2017年最初に世界から注目を集めたのは、3月のオランダ下院選挙でした。
「反イスラム」を掲げる極右政党「自由党」がルッテ氏率いる与党「自由民主党」に勝利し、ヨーロッパにおいて極右政党が躍進するきっかけになるのではないかという懸念から、注目が集まっていました。オランダでは連立政権による既存政治への不満が一定程度高まっていたのに加え、イスラム圏移民の流入によるオランダ文化が脅かされるのではないかという不安が高まっていたため、極右政党「自由党」の躍進が現実味を増していました。
結果は、与党「自由民主党」の勝利で終わり、心配は杞憂に終わりました。ルッテ首相は「イギリスのEU離脱の後、そしてアメリカ大統領選後、オランダがポピュリズムという誤った流れを食い止める夜になった」と勝利宣言しました。一方で、「反イスラム」を掲げる「自由党」も議席を伸ばし、別の反EUを掲げる政党も2議席を獲得するなど、依然として反既成政治の世論は残っており、油断はできません。
また、いずれも過半数の議席を獲得していないため連立交渉をしていましたが、この連立交渉は困難を極めました。結局、連立合意にまでかかった日数は、これまでの戦後最長208日を超えて「220日」かかり、10月10日に4党で連立政権を発足させることとなりました。
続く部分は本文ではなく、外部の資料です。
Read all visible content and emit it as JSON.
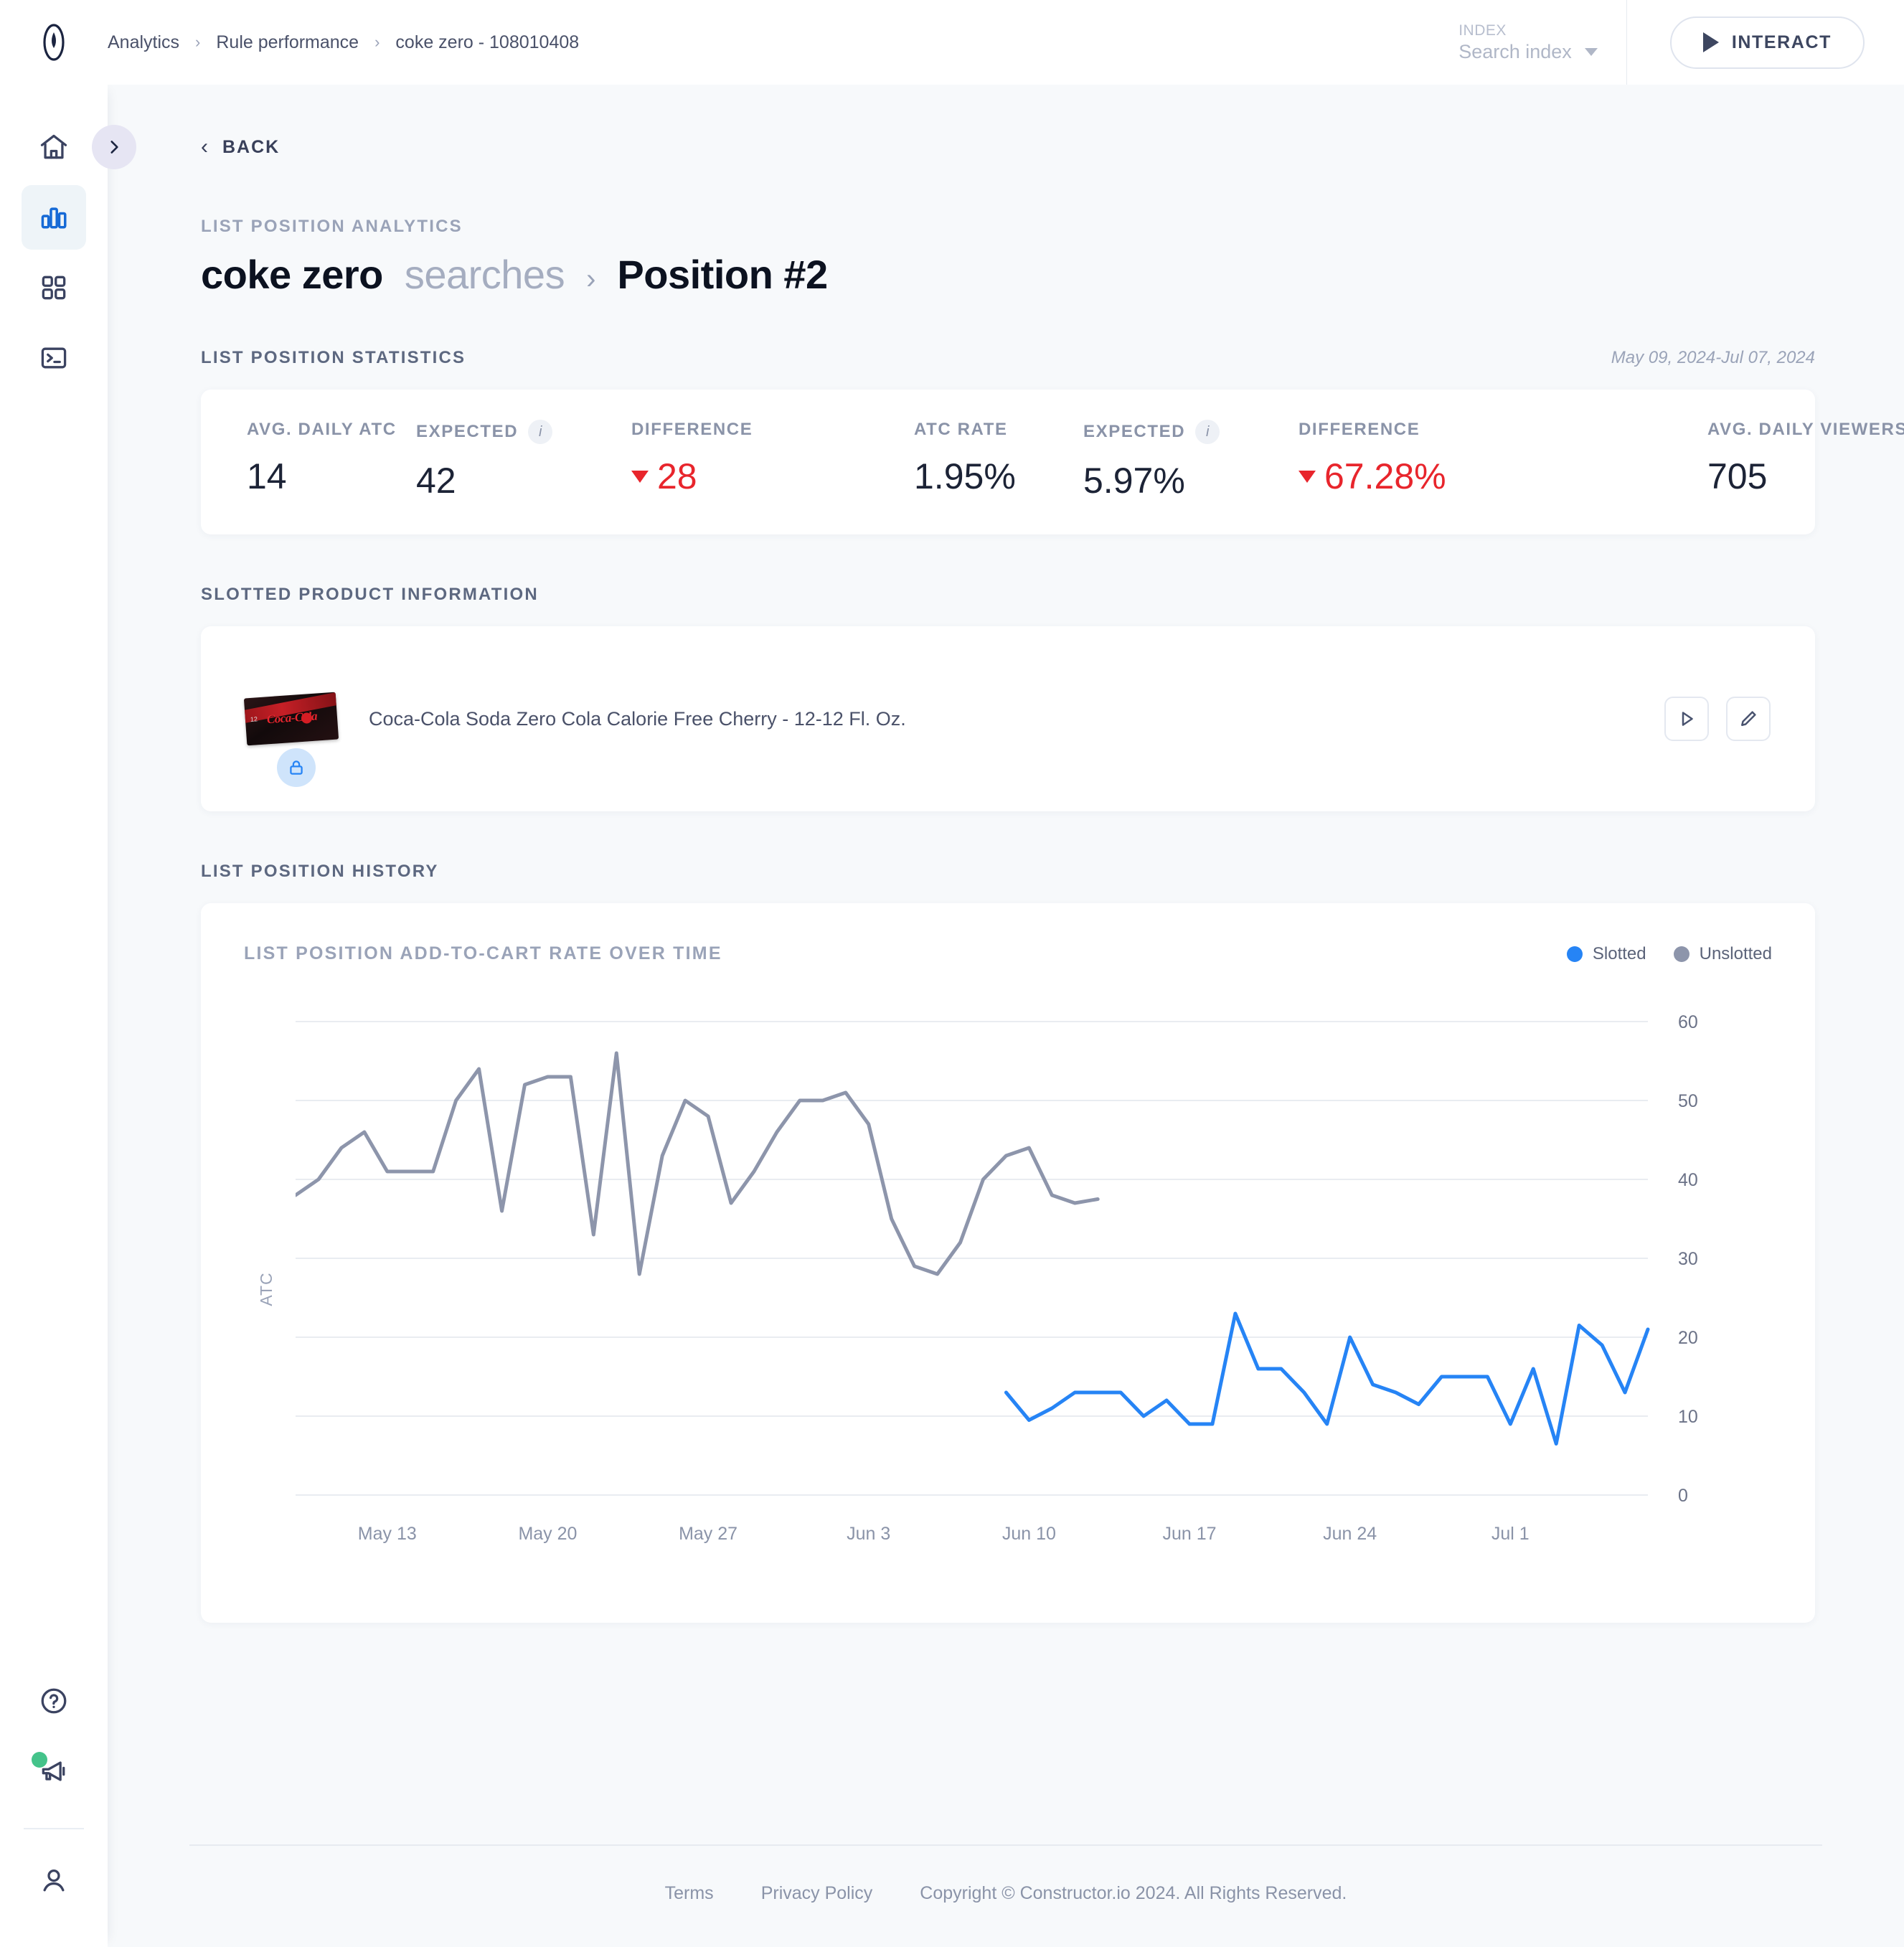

5月には2017年最大の政治イベントとも言われるフランス大統領選挙が行われました。
フランスでは、2015年にはパリで、2016年にはニースで移民によるテロが発生するなど治安が問題になっている他、2009年アメリカのリーマンブラザーズ破産による恐慌以来の不況が問題になっていました。そのため、反移民の機運が高まり、反EU反移民を掲げる極右政党「国民戦線」のルペン氏に支持が集まるのではないかという懸念がありました。
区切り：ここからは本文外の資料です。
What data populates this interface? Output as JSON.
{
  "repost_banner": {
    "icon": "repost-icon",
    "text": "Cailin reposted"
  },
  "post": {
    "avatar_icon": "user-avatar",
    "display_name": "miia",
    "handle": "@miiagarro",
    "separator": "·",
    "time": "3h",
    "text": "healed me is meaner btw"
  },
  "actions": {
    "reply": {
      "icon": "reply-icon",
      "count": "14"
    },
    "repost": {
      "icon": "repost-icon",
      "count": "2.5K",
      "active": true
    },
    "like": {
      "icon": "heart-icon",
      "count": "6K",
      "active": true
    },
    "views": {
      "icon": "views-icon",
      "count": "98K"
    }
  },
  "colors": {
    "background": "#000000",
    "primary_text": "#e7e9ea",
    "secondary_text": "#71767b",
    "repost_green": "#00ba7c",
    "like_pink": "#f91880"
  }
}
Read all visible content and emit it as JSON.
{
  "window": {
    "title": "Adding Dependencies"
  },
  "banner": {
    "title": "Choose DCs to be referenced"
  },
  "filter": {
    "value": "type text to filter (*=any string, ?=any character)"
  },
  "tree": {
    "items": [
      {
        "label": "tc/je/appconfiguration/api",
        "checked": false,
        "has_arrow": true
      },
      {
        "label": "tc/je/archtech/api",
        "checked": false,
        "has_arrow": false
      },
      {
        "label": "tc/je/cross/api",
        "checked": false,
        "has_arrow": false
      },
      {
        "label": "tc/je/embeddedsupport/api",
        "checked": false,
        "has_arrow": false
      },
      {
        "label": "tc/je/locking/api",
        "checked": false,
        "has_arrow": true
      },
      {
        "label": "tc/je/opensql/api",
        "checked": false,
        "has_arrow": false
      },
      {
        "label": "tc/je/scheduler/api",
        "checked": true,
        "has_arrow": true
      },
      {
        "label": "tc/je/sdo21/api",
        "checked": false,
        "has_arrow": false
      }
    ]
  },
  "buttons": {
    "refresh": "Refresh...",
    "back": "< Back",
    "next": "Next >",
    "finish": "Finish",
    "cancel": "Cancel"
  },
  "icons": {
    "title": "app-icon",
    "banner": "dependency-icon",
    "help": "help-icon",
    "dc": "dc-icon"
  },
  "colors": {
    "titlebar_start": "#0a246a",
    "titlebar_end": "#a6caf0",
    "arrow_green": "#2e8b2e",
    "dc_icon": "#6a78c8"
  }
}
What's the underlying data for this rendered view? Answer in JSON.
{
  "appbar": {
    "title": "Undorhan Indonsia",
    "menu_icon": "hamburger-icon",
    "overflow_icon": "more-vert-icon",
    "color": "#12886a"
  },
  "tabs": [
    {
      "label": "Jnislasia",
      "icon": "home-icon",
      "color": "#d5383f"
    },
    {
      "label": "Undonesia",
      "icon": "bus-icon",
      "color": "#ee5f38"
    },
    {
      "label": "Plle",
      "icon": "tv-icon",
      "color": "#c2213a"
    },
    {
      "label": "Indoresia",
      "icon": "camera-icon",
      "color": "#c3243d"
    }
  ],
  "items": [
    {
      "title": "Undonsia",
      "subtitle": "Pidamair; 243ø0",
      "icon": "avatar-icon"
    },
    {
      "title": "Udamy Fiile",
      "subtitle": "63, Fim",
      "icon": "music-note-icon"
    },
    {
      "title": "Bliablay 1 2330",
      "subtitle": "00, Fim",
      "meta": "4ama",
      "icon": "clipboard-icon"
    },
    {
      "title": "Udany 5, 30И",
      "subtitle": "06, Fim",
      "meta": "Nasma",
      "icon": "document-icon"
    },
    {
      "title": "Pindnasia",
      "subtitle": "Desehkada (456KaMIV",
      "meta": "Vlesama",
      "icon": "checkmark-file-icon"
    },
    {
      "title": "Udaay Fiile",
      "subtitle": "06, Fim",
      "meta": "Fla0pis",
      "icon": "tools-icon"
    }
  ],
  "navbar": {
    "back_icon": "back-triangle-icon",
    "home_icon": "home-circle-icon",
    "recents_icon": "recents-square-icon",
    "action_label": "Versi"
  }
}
もし仮にフランスで極右政権が誕生すれば、その影響はオランダの比ではありません。特にイギリスは、昨年の国民投票以来EUを離脱する路線を堅持しているので、さらにもしフランスがEUを離脱すれば、EUはその存在意義を大きく損なうことになると言われていました。 結果として、新興政党「前進!」(現在の「共和国前進」)党首で、オランド政権で経済担当大臣を務めた親EUのマクロン氏とルペン氏が決選投票に進み、マクロン氏が60%超得票して圧勝しました。
さらに続く国民議会選挙でも、マクロン氏率いる「共和国前進」は577議席中306議席を占める大勝利を果しました。その結果、共和国前進は大統領ポストも議会多数派も握ったことになり、マクロン大統領は立法から外交まで影響力を行使することのできる強い大統領となりました。
現在マクロン大統領はアメリカのトランプ大統領に強く物を言う姿勢など外交で注目されていますが、一方で、内政において不調の経済を立て直すかが問われています。
6月にはイギリスで下院選挙が行われました。メイ首相は、野党がEU離脱に反対しており、そのことが対EUの交渉力を損なっているとして批判し解散理由としましたが、実際には労働党の支持率が低いうちに解散総選挙を行うことで、EU離脱以外の政策においても自身の影響力を強めることが目的であるという見方が強くなっています。
当初は、労働党は「ジェレミー・コ―ビンのイギリスを改革する10の誓い」と称するマニフェストを発表したものの支持には結びつかず、メイ首相率いる与党保守党が大幅に議席を増やす見込みでした。しかし、テロの後、メイ首相自身が内務大臣時代に警察予算を減らしたことなどについて批判され、さらにはメイ首相を「嘘つき」であるとひたすら糾弾する歌がイギリスの音楽チャートで1位になるなど、保守党への批判が高まっていきました。
その結果、メイ首相率いる保守党は、当初の330議席から単独過半数を下回る317議席(全650議席)まで減らしてしまいました。その後、北アイルランドの保守派地域政党、民主統一党(DUP)と閣外協力で合意し、一応過半数を確保しました。しかし、統率力を強化するどころが逆に統率力を落とす結果となり、EU離脱も、国内の様子を伺いながら進めることになりそうです。また、地域紛争を抱える北アイルランドの片方の党派を連立に迎えたことについては、批判も上がっています。
2017年の上半期では当初心配されたような、昨年のイギリスEU離脱やトランプ当選といった世界に衝撃を与えるような選挙結果はなかったと言えるでしょう。
しかし、オランダでは極右政党が第二党に躍進し、フランスでは新興政党が極端な圧勝、イギリスでは紛争を抱える地域政党との閣外協力が締結されるなど、将来に禍根を残すような結果になったのもまた事実です。2018年も海外の政治情勢が大きく動くかもしれません。